Bobigny 2030
Projet urbanistique pour Bobigny

           Ce projet fut réalisé avec Timothé Lonni et Valentin Million.

        Extrait de l'article prospectif "Retour sur les origines du projet de Bobigny 2030" :

"Nous savons aujourd’hui que plusieurs pistes de recherche furent testées sur la question du désenclavement. Il faut également rappeler que la crise du modèle économique d’antan poussa tout le monde à concevoir bien avec un minimum de moyen matériel et financier. Ainsi plusieurs hypothèses d’axe nord-sud furent testées mais finalement ce fut celui passant par la Cité Berlioz (l’actuel chemin des bergers) qui fut retenu. Leur diagnostic étant à l’époque que le désenclavement le plus profitable aux habitants était celui reliant la cité pavillonnaire à l’éco-quartier (l’actuel Cour de Bobigny), en passant par la cité Berlioz et le parc de la Bergère.
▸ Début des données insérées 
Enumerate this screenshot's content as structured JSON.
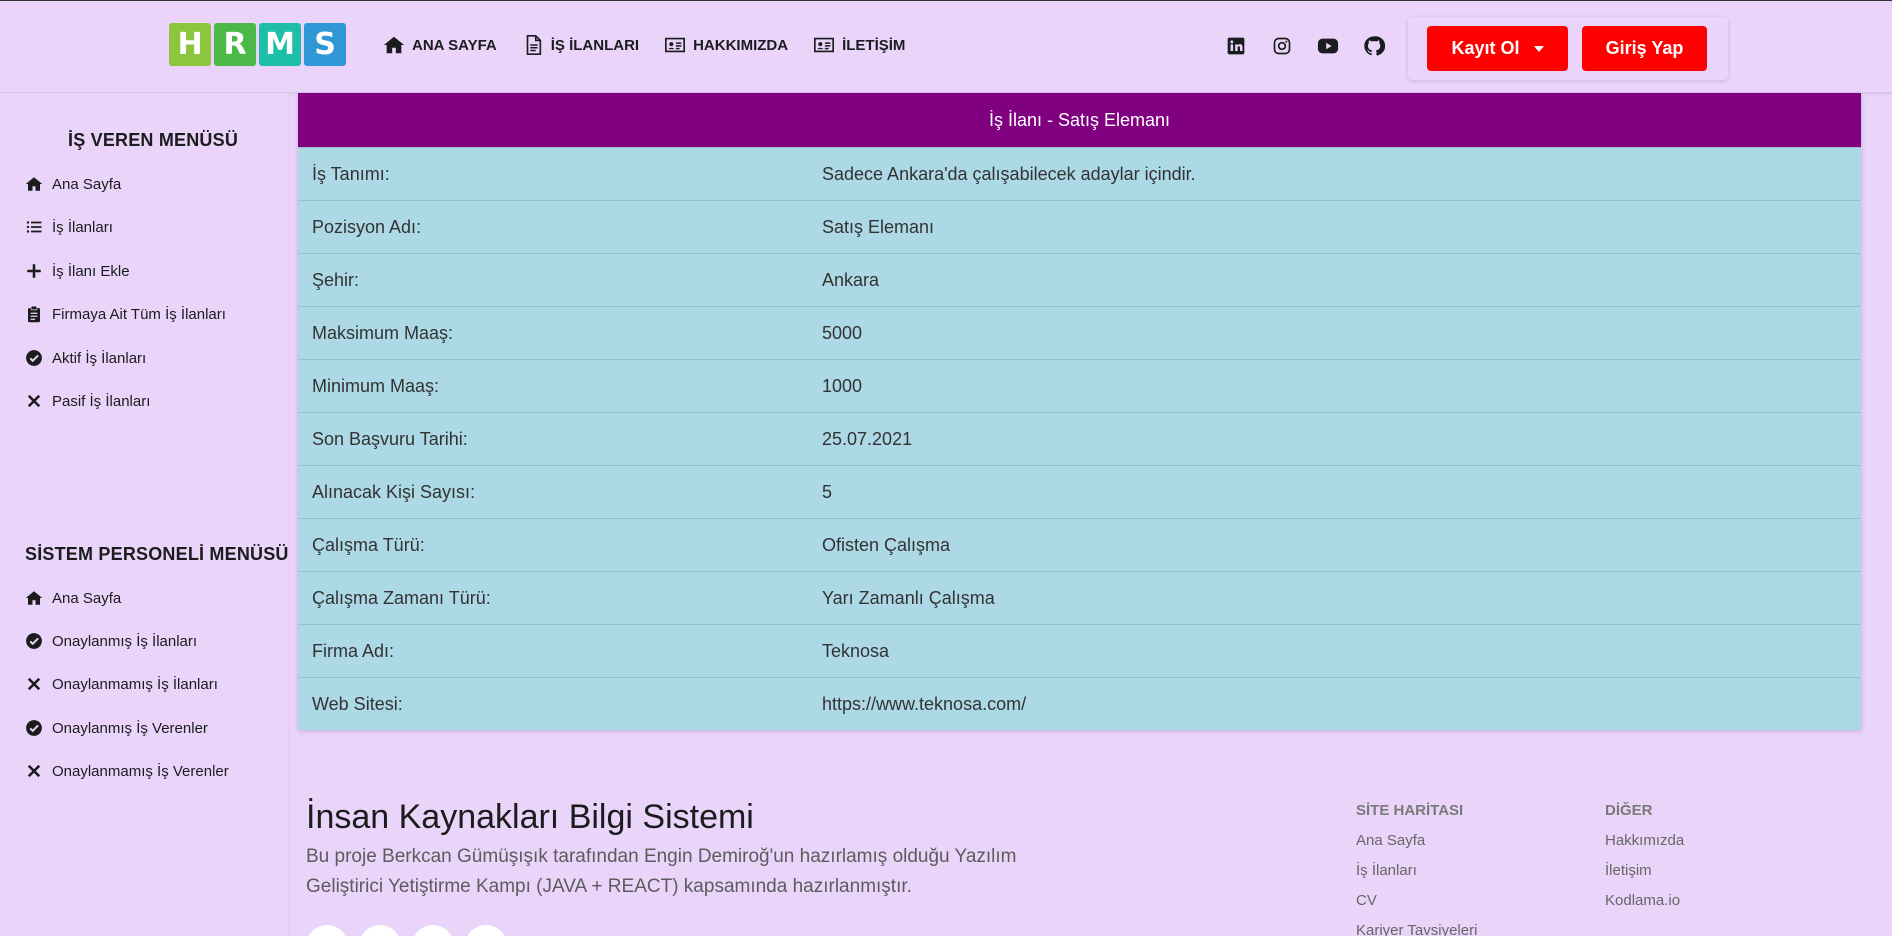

Leur principe étant de créer un nouvel axe piéton reliant le nord au sud afin de faciliter l’accès au parc, qu’ils redynamisèrent, et s’en servir comme axe de pollinisation du parc vers la ville. Au-delà de la simple rue piétonne, le langage du chemin avait pour but de donner envie aux personnes d’y circuler mais avant tout de “sensorialiser” leur parcours, donner une poétique de la marche, les incitant à prendre leur temps pour observer, déambuler et pratiquer les programmes le long du chemin. En effet le long de cette voie trois programmes complémentaires ont eu pour but de redynamiser les espaces et de sensibiliser les habitants à la nature.  
Au centre du projet, la question du dynamisme du parc de la Bergère passa par l’actuelle ferme urbaine de Bobigny. Partie intégrante de notre vie aujourd’hui, l’implantation de ferme en ville n’en était à l’époque qu’à ses balbutiements. Le but de cette ferme étant de promouvoir la permaculture, et l’éducation des habitants aux questions écologiques. Le projet permis à la fois de redynamiser le parc en termes de vie locale mais aussi de biodiversité. L’introduction d’espèces animales, végétales et d’insectes tels que les abeilles contribua à régénérer l’écosystème du parc et celui de Bobigny de manière plus globale. Si aujourd’hui nos enfants ont l’opportunité de côtoyer des brebis dans la rue et d’autres animaux à la ferme, d’assister à la vie d’une ferme et de manger des aliments sains produits localement, il faut se rappeler qu’à l’époque tout passait par les filaires agro-alimentaires de la grande distribution. Pour ceux qui l’auraient oublié l’actuel centre hydroponique de Bobigny était à l’origine l’un des plus grands centre commercial de la région, regroupant des dizaines de magasins et de supermarchés. D’ailleurs ce centre est le résultat du second programme sur le chemin des bergers, celui du “jardin métropolitain”, que nous connaissons aujourd’hui sous le nom local des jardins de Berlioz."